The usual panoply of chainsaws, chippers etc etc will be used, so we can guess that they are not intending doing some light branch lopping. If anyone has any information, please share it. The Community Relations Manager was "away from her desk" when I tried to contact her today (now there's a surprise!)
From Andrew Hall
I am pleased at the way the cut embankments are regenerating, and allowing many more species that the serried ranks of sycamores and silver birch that formerly dominated.
From Tim N
It may be a non issue for you Andrew - but alot of people seem quite upset by it
From Andrew Hall
I agree, Tim, but the reasons the 'upset' people give seem spurious.
Your sphere of expertise never fails to disappoint - now it's ornithology.

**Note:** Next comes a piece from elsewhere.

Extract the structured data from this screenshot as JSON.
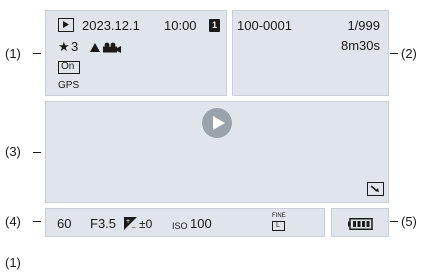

As a bird watcher, recorder, surveyor, volunteer, active conservationist, and bird ringer of a mere 35 years, my knowledge is nothing in comparison. However, I do know that birds produce two and often three broods of chicks right through the summer months and into the early Autumn. You clearly have other insider info, as you knowledgably state the birds have "... no plans to procreate until next spring." Dr Doolittle I assume?

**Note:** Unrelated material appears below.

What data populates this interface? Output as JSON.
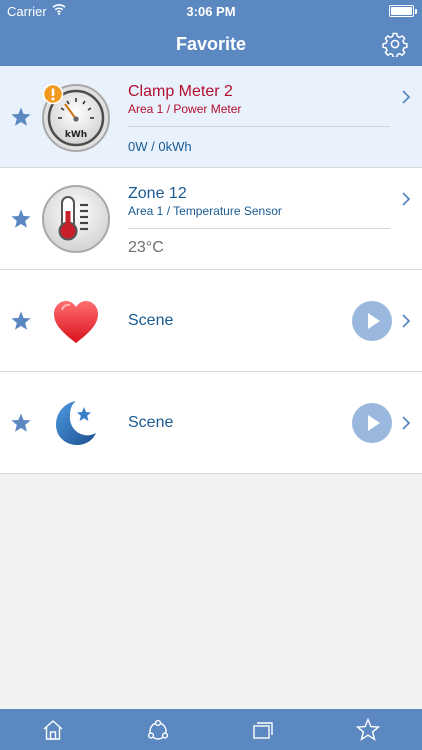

By felling before October nests would without doubt be destroyed.
Allow me to share an often quoted story that for me illustrates why we need to strive to save each nest, even though on a global scale it will not change the course of history.
A man found thousands of jelly fish stranded on the beach after the tide had gone out. He started to pick the jelly fish up one by one and place them back in the water. Another man who was passing by told the first man that he was wasting his time as there were simply too many jelly fish trapped on the beach for the first man to make a real difference. As the first man continued to return jelly fish back into the water he replied, “made a difference to that one . . . . made a difference to that one . . . . made a difference to that one...”.

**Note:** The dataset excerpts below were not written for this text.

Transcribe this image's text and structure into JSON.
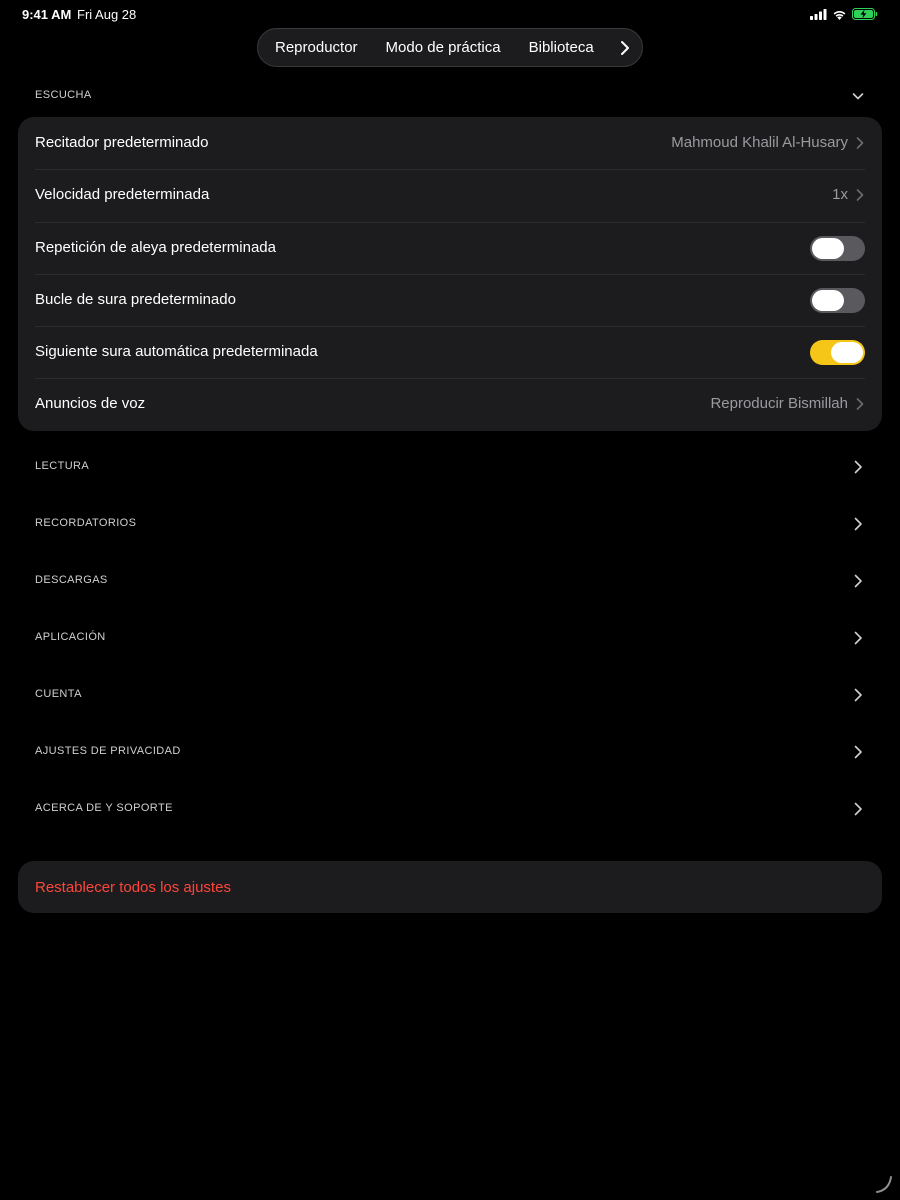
{
  "status_bar": {
    "time": "9:41 AM",
    "date": "Fri Aug 28"
  },
  "nav": {
    "tabs": [
      "Reproductor",
      "Modo de práctica",
      "Biblioteca"
    ],
    "more_icon": "chevron-right-icon"
  },
  "listening": {
    "header": "ESCUCHA",
    "rows": [
      {
        "label": "Recitador predeterminado",
        "value": "Mahmoud Khalil Al-Husary"
      },
      {
        "label": "Velocidad predeterminada",
        "value": "1x"
      },
      {
        "label": "Repetición de aleya predeterminada",
        "toggle_on": false
      },
      {
        "label": "Bucle de sura predeterminado",
        "toggle_on": false
      },
      {
        "label": "Siguiente sura automática predeterminada",
        "toggle_on": true
      },
      {
        "label": "Anuncios de voz",
        "value": "Reproducir Bismillah"
      }
    ]
  },
  "sections": [
    "LECTURA",
    "RECORDATORIOS",
    "DESCARGAS",
    "APLICACIÓN",
    "CUENTA",
    "AJUSTES DE PRIVACIDAD",
    "ACERCA DE Y SOPORTE"
  ],
  "reset": {
    "label": "Restablecer todos los ajustes"
  },
  "colors": {
    "background": "#000000",
    "card": "#1c1c1e",
    "accent_toggle": "#f5c518",
    "destructive": "#ff453a",
    "secondary_text": "#9a9a9f"
  }
}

I can understand that we dont want birds and other nature being affected by the tree felling. So agree that the felling should be done at a time when it doesnt affect the breeding.
Birds can obviously build another once the young uns have flown the nest!
I live above Luddendenfoot and have a view of the valley towards Mytholmroyd / Hebden Bridge. There are a huge amount of trees along the valley so felling a few I imagine is not going to make a huge difference.
I always notice that we seem to have more trees in the UK than anywhere else I've ever been to.
I've noticed along the road where I live that some trees are getting so massive that the roots are pushing walls over - surely to help preserve roads / drystone walls / other flora and fauna we should be actively encouraging sympathetic tree felling?
Just think there were none there when they were all chopped down for the war effort!
From Calderdales Biodiversity Action Plan 2003 to 2010;
"Because Calderdale is a hilly area with the main communication routes through narrow steep-sided valleys, there is an overall misconception that the district is well wooded. In fact, the opposite is true with only 3% of Calderdale being tree-covered - well below the national average.
This places great importance on the woods we do have."
In addition I understand the UK has a far lower percentage tree cover than many other European countries.
On the plus side 21% of our woodlands have some form of protection (SSSI or National Nature Reserve etc.) Ref:-A Global Overview of Forest Conservation, World Conservation Monitoring Centre and Cenre for International Forestry Research.